Trapping mechanisms are fairly evenly divided among stratigraphic, structural, and combination. Traps found in the Sooner Trend are attributed to lateral variability of fracture patterns and conventional top and bottom seals (Harris, 1975). Fracture development in the limestone is related to increasing silica (chert) content (Harris, 1975). Hill and Clark (1980) called attention to the northwest-southeast lineation of fields in the area of the Sooner Trend and attributed trap formation there to linear subcrops of Mississippian erosional remnants. Depth of known major accumulations in this play range from about 4,400 to 10,000 ft. Most of these, as well as most minor production, occur in the eastern and northeastern parts of the province, a pattern which serves, in part, to distinguish this play from the Upper Mississippian Stratigraphic Gas and Oil Play, which produces mostly from the central part of the shelf area.

Exploration status

Hydrocarbon production in this play is dominated by the Sooner Trend, with an estimated ultimate recovery of 180 MMBO. Treated here as a single field, the Sooner Trend is actually a conglomerate evolved from many smaller fields. The largest gas deposit is found at Glick field with an estimated ultimate recovery of 722 BCFG. The earliest known major discovery in the play was the Pleasant Valley field in 1938. Fifty-four oil accumulations and 28 gas accumulations are assigned to this play. Drilling depths, estimated to the top of the Meremecian Series, range from about 4,000 ft in the northeastern part of the province to 13,000 ft at the southern play boundary (upper depth limit of Deep Stratigraphic Gas Play). The Lower Mississippian Stratigraphic Oil and Gas has been well explored near the Sooner Trend, moderately well explored along the northeastern boundary, and less explored in the remainder of the play. In total, more than 11,600 wells have penetrated the Meremec (top of this play) and more than 1,600 of those are reported as hydrocarbon producers. Most production is concentrated around the Sooner Trend area and along the northeastern boundary of the play.

Resource potential

Although much of this play is not well explored, most production is from reservoirs associated with stratigraphic traps largely controlled by subareal exposure, unconformity surfaces, and facies changes associated with the major uplifts along the eastern and northeastern boundaries. This suggests that much of the play, away from major structural influence, does not have the potential for developing reservoirs necessary to contain large undiscovered petroleum resources, which is a serious limitation. Many local structures large enough to be defined using seismic data, have already been drilled.

Play Map


Harris, S.A., 1975, Hydrocarbon accumulation in "Meramec-Osage" (Mississippian) rocks, Sooner Trend, northwest-central Oklahoma: American Association of Petroleum Geologists Bulletin, v. 59, p. 633-664.

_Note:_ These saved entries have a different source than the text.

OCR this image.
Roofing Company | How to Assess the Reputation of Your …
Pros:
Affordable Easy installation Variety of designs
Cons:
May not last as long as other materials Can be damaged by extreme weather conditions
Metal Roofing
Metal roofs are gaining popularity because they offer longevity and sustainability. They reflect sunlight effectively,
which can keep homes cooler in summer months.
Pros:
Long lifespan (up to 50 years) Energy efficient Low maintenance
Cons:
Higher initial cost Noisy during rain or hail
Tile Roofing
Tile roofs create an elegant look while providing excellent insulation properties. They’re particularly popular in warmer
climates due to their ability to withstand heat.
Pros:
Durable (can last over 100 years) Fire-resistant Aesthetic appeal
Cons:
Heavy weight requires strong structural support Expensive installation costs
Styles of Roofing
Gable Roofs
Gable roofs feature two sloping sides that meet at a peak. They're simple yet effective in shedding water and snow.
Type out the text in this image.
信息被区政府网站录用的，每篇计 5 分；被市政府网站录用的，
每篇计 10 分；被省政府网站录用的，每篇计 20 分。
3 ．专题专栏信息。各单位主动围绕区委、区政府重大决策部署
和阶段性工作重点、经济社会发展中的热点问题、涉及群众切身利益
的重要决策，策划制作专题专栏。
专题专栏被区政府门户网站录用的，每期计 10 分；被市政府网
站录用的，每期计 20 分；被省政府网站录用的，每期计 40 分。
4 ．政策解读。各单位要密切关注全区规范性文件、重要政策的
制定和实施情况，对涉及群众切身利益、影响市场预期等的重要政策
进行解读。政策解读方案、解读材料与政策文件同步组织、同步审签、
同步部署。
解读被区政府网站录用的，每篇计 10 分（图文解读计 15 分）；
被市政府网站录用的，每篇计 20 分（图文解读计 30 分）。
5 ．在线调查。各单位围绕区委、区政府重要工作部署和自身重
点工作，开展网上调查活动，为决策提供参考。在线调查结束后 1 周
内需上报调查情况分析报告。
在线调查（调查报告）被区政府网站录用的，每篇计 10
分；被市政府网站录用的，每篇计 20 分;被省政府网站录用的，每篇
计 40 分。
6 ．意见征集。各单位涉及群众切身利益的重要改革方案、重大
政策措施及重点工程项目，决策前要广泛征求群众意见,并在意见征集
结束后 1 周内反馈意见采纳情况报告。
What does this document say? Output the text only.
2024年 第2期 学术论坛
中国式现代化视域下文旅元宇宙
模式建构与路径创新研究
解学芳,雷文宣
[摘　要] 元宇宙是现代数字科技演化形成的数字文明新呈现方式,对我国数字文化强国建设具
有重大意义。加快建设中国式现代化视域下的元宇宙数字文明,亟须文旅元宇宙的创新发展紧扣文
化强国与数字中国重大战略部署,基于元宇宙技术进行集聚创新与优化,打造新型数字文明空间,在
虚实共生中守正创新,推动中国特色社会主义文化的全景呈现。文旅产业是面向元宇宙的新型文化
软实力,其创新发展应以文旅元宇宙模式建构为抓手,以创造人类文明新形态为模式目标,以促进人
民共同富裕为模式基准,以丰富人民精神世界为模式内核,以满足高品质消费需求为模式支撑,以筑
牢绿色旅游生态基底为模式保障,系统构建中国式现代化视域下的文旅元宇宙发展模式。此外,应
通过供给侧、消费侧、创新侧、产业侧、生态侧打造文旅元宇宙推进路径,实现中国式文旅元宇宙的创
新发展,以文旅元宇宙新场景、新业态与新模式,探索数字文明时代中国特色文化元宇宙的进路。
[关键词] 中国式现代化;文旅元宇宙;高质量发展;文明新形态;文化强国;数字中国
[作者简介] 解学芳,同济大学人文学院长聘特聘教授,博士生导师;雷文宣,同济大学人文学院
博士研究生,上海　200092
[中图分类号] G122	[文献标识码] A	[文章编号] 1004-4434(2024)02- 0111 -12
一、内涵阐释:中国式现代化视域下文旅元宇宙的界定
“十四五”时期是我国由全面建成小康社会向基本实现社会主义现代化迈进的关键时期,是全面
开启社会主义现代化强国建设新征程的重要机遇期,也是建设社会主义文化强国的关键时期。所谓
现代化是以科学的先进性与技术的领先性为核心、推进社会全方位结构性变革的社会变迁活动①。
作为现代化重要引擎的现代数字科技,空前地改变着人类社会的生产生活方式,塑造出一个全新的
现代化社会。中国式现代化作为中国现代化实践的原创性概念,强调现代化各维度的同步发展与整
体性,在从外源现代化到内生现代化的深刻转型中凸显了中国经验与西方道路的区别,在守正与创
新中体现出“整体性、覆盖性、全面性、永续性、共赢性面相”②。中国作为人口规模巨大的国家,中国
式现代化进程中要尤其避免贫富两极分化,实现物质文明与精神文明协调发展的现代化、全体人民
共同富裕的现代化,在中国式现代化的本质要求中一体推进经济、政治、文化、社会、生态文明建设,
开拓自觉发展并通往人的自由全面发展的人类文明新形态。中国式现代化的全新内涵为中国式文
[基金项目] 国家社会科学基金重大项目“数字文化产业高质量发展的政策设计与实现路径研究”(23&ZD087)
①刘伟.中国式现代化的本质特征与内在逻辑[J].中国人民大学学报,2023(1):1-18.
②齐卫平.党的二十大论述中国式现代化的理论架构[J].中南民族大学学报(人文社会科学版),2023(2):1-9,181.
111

Hester, T.C., Schmoker, J.W., and Sahl, H.L., 1990, Log-derived regional source-rock characteristics of the Woodford Shale, Anadarko basin, Oklahoma: U.S. Geological Survey Bulletin 1866-D, 64 p.

Hill, G.W., Jr., and Clark, R.H., 1980, The Anadarko basin--A regional petroleum accumulation--A model for future exploration and development: Shale Shaker, v. 31, no. 3, p. 36-49.